Мы ехали без билетов. Молодой человек, как я понял, принадлежал к бедному студенчеству, а мои деньги значения не имели, хотя и были с двуглавым орлом. Нас скоро высадили. Я и молодой человек сидели в маленьком зале станции Астапово. Недалеко от нас полусидел, полулежал старик с белой бородой. Он покашливал, и, по-видимому, сильно простудился. Это был Толстой. Переглянувшись, мы подсели ближе.
– Лев Николаевич, вам плохо? – молодой человек попытался помочь ему сесть ровно.

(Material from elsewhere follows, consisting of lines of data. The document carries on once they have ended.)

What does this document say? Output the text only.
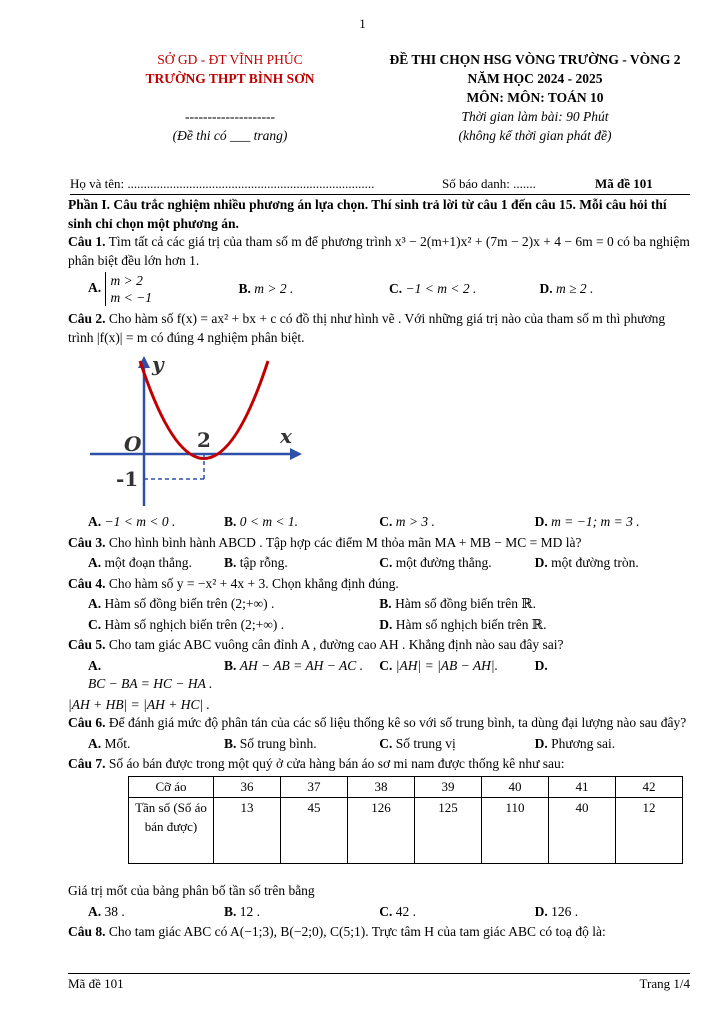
1
SỞ GD - ĐT VĨNH PHÚC
TRƯỜNG THPT BÌNH SƠN
--------------------
(Đề thi có ___ trang)
ĐỀ THI CHỌN HSG VÒNG TRƯỜNG - VÒNG 2
NĂM HỌC 2024 - 2025
MÔN: MÔN: TOÁN 10
Thời gian làm bài: 90 Phút
(không kể thời gian phát đề)
Họ và tên: ............................................................................	Số báo danh: .......	Mã đề 101

Phần I. Câu trắc nghiệm nhiều phương án lựa chọn. Thí sinh trả lời từ câu 1 đến câu 15. Mỗi câu hỏi thí sinh chỉ chọn một phương án.

Câu 1. Tìm tất cả các giá trị của tham số m để phương trình x³ − 2(m+1)x² + (7m − 2)x + 4 − 6m = 0 có ba nghiệm phân biệt đều lớn hơn 1.

A. m > 2
m < −1
B. m > 2 .	C. −1 < m < 2 .	D. m ≥ 2 .

Câu 2. Cho hàm số f(x) = ax² + bx + c có đồ thị như hình vẽ . Với những giá trị nào của tham số m thì phương trình |f(x)| = m có đúng 4 nghiệm phân biệt.

y
x
O	2
-1
A. −1 < m < 0 .	B. 0 < m < 1.	C. m > 3 .	D. m = −1; m = 3 .

Câu 3. Cho hình bình hành ABCD . Tập hợp các điểm M thỏa mãn MA + MB − MC = MD là?

A. một đoạn thẳng.	B. tập rỗng.	C. một đường thẳng.	D. một đường tròn.

Câu 4. Cho hàm số y = −x² + 4x + 3. Chọn khẳng định đúng.

A. Hàm số đồng biến trên (2;+∞) .	B. Hàm số đồng biến trên ℝ.
C. Hàm số nghịch biến trên (2;+∞) .	D. Hàm số nghịch biến trên ℝ.

Câu 5. Cho tam giác ABC vuông cân đỉnh A , đường cao AH . Khẳng định nào sau đây sai?

A. BC − BA = HC − HA .
B. AH − AB = AH − AC .	C. |AH| = |AB − AH|.	D.

|AH + HB| = |AH + HC| .

Câu 6. Để đánh giá mức độ phân tán của các số liệu thống kê so với số trung bình, ta dùng đại lượng nào sau đây?

A. Mốt.	B. Số trung bình.	C. Số trung vị	D. Phương sai.

Câu 7. Số áo bán được trong một quý ở cửa hàng bán áo sơ mi nam được thống kê như sau:

Cỡ áo	36	37	38	39	40	41	42
Tần số (Số áo bán được)	13	45	126	125	110	40	12

Giá trị mốt của bảng phân bố tần số trên bằng

A. 38 .	B. 12 .	C. 42 .	D. 126 .

Câu 8. Cho tam giác ABC có A(−1;3), B(−2;0), C(5;1). Trực tâm H của tam giác ABC có toạ độ là:

Mã đề 101	Trang 1/4
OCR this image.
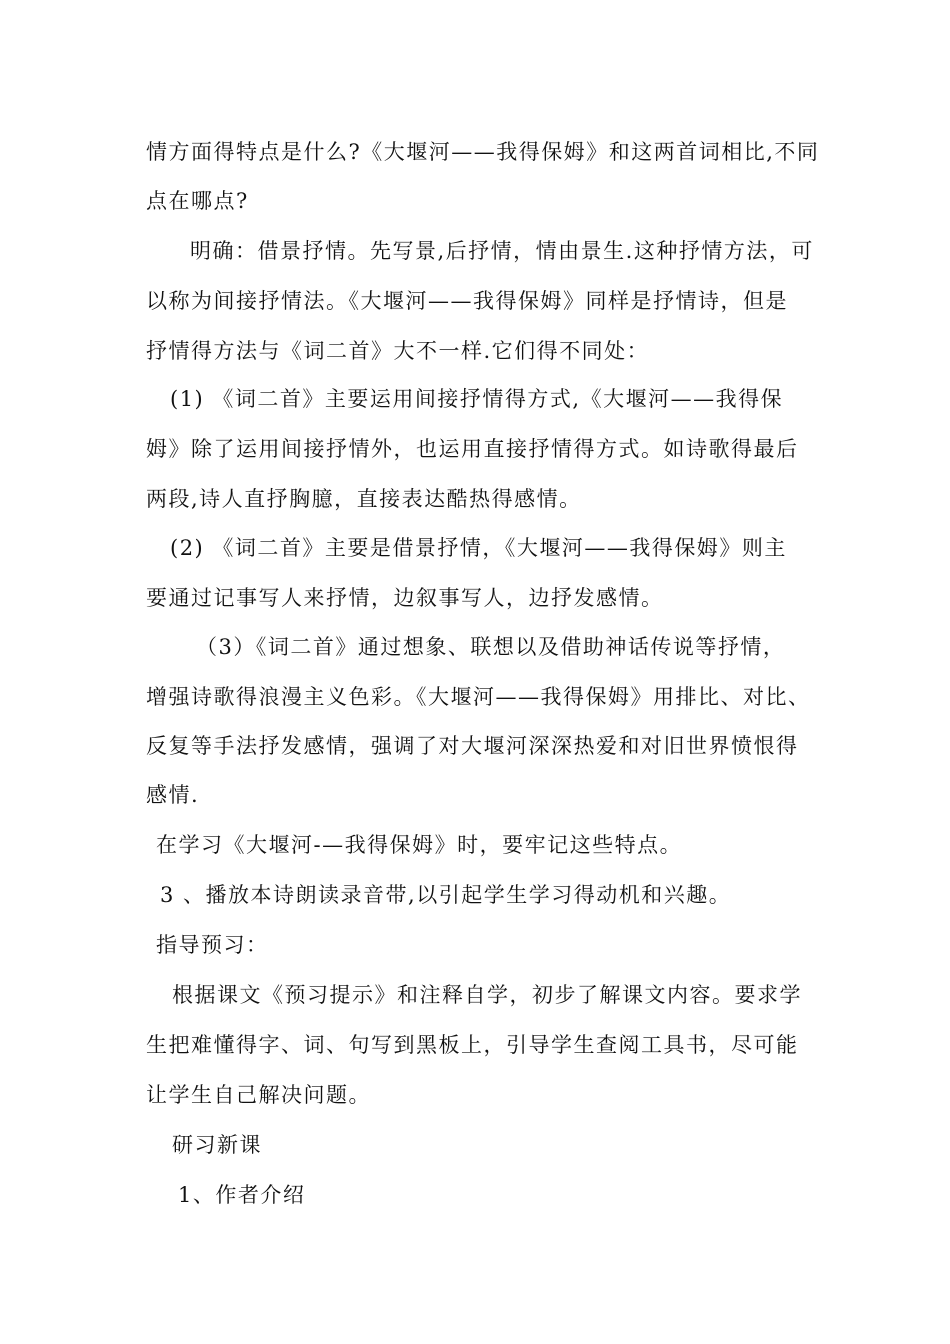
情方面得特点是什么?《大堰河——我得保姆》和这两首词相比,不同
点在哪点?
明确：借景抒情。先写景,后抒情，情由景生.这种抒情方法，可
以称为间接抒情法。《大堰河——我得保姆》同样是抒情诗，但是
抒情得方法与《词二首》大不一样.它们得不同处：
(1) 《词二首》主要运用间接抒情得方式,《大堰河——我得保
姆》除了运用间接抒情外，也运用直接抒情得方式。如诗歌得最后
两段,诗人直抒胸臆，直接表达酷热得感情。
(2) 《词二首》主要是借景抒情，《大堰河——我得保姆》则主
要通过记事写人来抒情，边叙事写人，边抒发感情。
（3）《词二首》通过想象、联想以及借助神话传说等抒情，
增强诗歌得浪漫主义色彩。《大堰河——我得保姆》用排比、对比、
反复等手法抒发感情，强调了对大堰河深深热爱和对旧世界愤恨得
感情.
在学习《大堰河-—我得保姆》时，要牢记这些特点。
3 、播放本诗朗读录音带,以引起学生学习得动机和兴趣。
指导预习：
根据课文《预习提示》和注释自学，初步了解课文内容。要求学
生把难懂得字、词、句写到黑板上，引导学生查阅工具书，尽可能
让学生自己解决问题。
研习新课
1、作者介绍
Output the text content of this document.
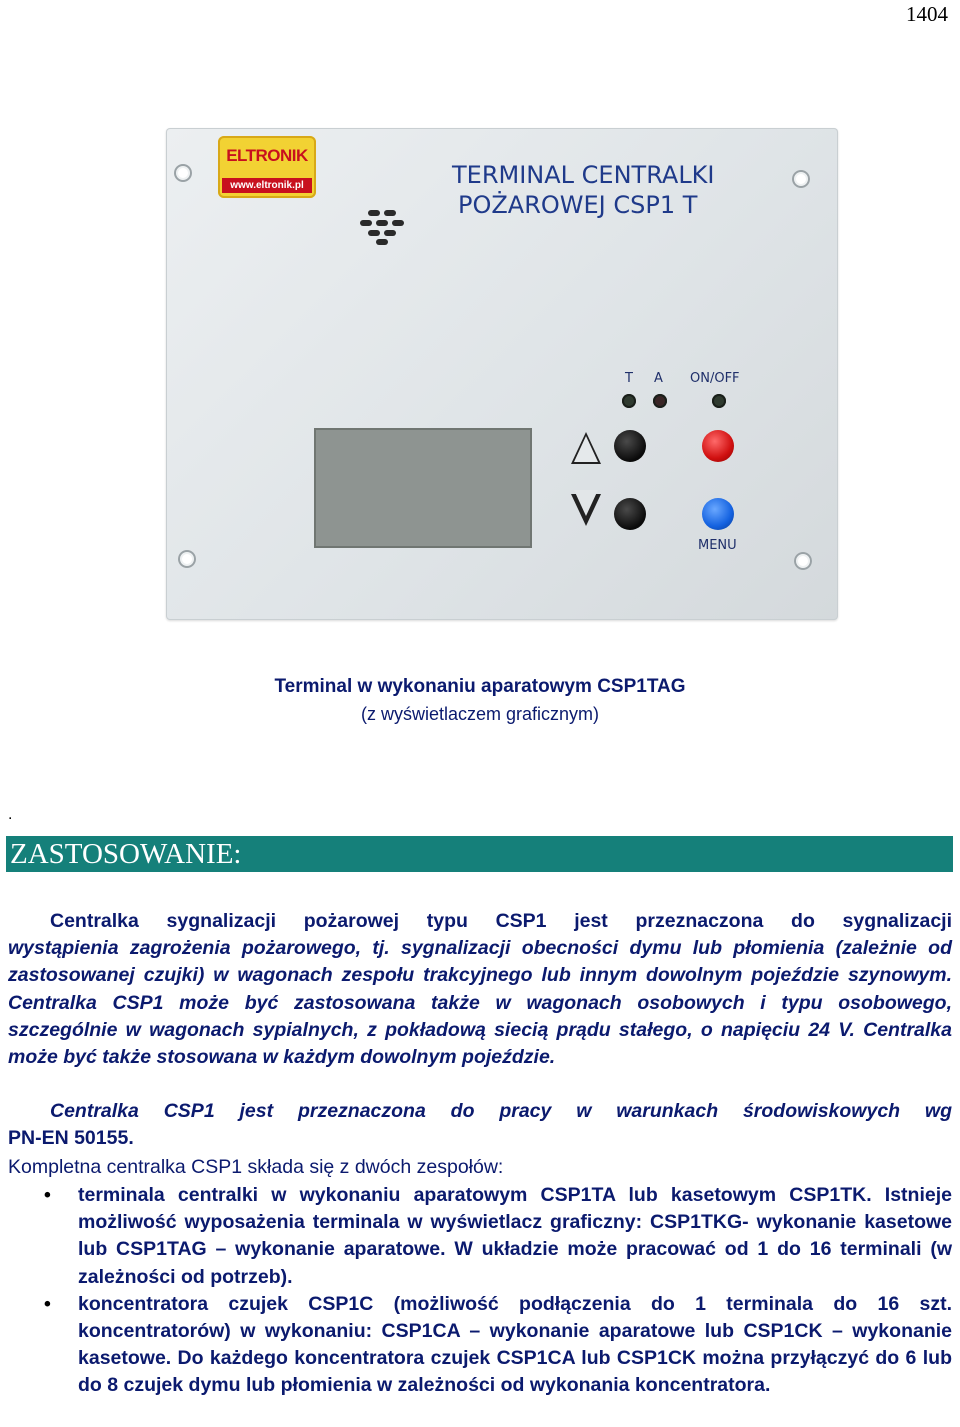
1404
ELTRONIK
www.eltronik.pl	TERMINAL CENTRALKI
POŻAROWEJ CSP1 T
T A ON/OFF
MENU
Terminal w wykonaniu aparatowym CSP1TAG
(z wyświetlaczem graficznym)
.
ZASTOSOWANIE:
Centralka sygnalizacji pożarowej typu CSP1 jest przeznaczona do sygnalizacji
wystąpienia zagrożenia pożarowego, tj. sygnalizacji obecności dymu lub płomienia (zależnie od zastosowanej czujki) w wagonach zespołu trakcyjnego lub innym dowolnym pojeździe szynowym. Centralka CSP1 może być zastosowana także w wagonach osobowych i typu osobowego, szczególnie w wagonach sypialnych, z pokładową siecią prądu stałego, o napięciu 24 V. Centralka może być także stosowana w każdym dowolnym pojeździe.
Centralka CSP1 jest przeznaczona do pracy w warunkach środowiskowych wg
PN-EN 50155.
Kompletna centralka CSP1 składa się z dwóch zespołów:
• terminala centralki w wykonaniu aparatowym CSP1TA lub kasetowym CSP1TK. Istnieje możliwość wyposażenia terminala w wyświetlacz graficzny: CSP1TKG- wykonanie kasetowe lub CSP1TAG – wykonanie aparatowe. W układzie może pracować od 1 do 16 terminali (w zależności od potrzeb).
• koncentratora czujek CSP1C (możliwość podłączenia do 1 terminala do 16 szt. koncentratorów) w wykonaniu: CSP1CA – wykonanie aparatowe lub CSP1CK – wykonanie kasetowe. Do każdego koncentratora czujek CSP1CA lub CSP1CK można przyłączyć do 6 lub do 8 czujek dymu lub płomienia w zależności od wykonania koncentratora.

– Что эти стервецы пишут, – тихо произнёс Толстой. – Вот, купил по пути сюда. Любуйтесь, – он показал газетный лист с заголовком: «Толстой – лев русской словесности».
– Не обращайте внимания, – успокоил молодой человек. – Это уездный листок. Им лишь бы на себя внимание обратить.
– Не по правде живут, – жаловался Толстой. – Затхло всюду. Я приказал «Карамазовых» выслать. Не знаете, доставили уже?
– Мы не в курсе, – ответил молодой человек. – Но если б знали, у автора попросили. Да вам домой надо, Лев Николаевич. Софья Андреевна беспокоиться будет.
– Вот новая моя религия человеческому развитию соответствовать должна была, – тихо продолжал Толстой. – Религия Христа, но без веры и таинственности, практическая религия без будущего блаженства. Да, божественная, но без веры, – Толстой потянул нас за руки к себе. – А где Таинство, а? – он притянул нас к самой бороде. – Я надежду убил на личное бессмертие. Как там в «Карамазовых»: «Хочу жить для бессмертия, а половинного компромисса не принимаю». Вот как!